We are working with a vendor who collects digital newspaper files from around the state. They have the newspaper companies/staff upload the new files (mostly pdfs and png previews) via FTP to a server. We then connect to the server and download the new files. We have a four hour daily window to download new files. I set up Scheduler to add the root directory to the queue with a one-way transfer and with "Use cached local folder tree" enabled. I set up Timer to process the queue during our time window. Everything so far is working as intended.
The problem I am running into is that once the queue is being processed, SmartFTP checks every single file on the remote server to determine if it should be downloaded or not. This process is quite time consumiung because there are about 1.2 million files in 30,000 directories on the remote server (the tree is root>newspaper>date>files). The result is that the queue doesn't process fast enough for us to keep up with new files (new files are added on a daily and/or weekly basis). It takes several weeks for SmartFTP to run through the entire tree one time and in that time, we get farther behind since new files are added daily/weekly to directories that have already processed. The whole thing starts over when SmartFTP processes the root again (Scheduler adds it to the queue every two weeks though it takes longer than that to process).
I have identified 90 active parent directories--that is 90 newspapers who are regular contributors and whose child directories will always have new files. I've considered setting up Scheduler for each of these parent directories to avoid the time it takes to process the inactive directories and then scheduling the root once every two months or so to ensure we're not missing anything, but I'd like to avoid doing this if possible. For one, the active directories are only going to keep getting larger so I'm really just remedying the issue short term and for two, it will still take weeks to process these active directories because they are already so large.

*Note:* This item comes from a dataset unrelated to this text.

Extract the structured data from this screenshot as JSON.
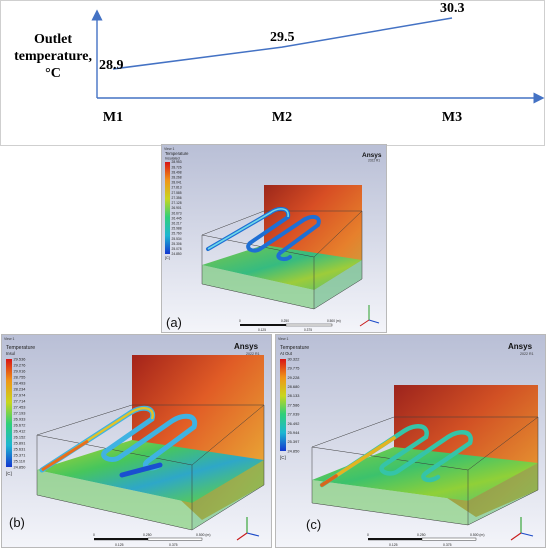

We are downloading these files for archival purposes, so it is not neccessary that our files are perfectly synced within 24 hours. However, we went from two weeks behind when we started (we were given a complete copy of the files to start from the vendor) to two months behind, so we are losing ground on staying up to date. If I could keep the remote and local copies within a week or two of each other or at least no longer lose ground on it, I would be very happy.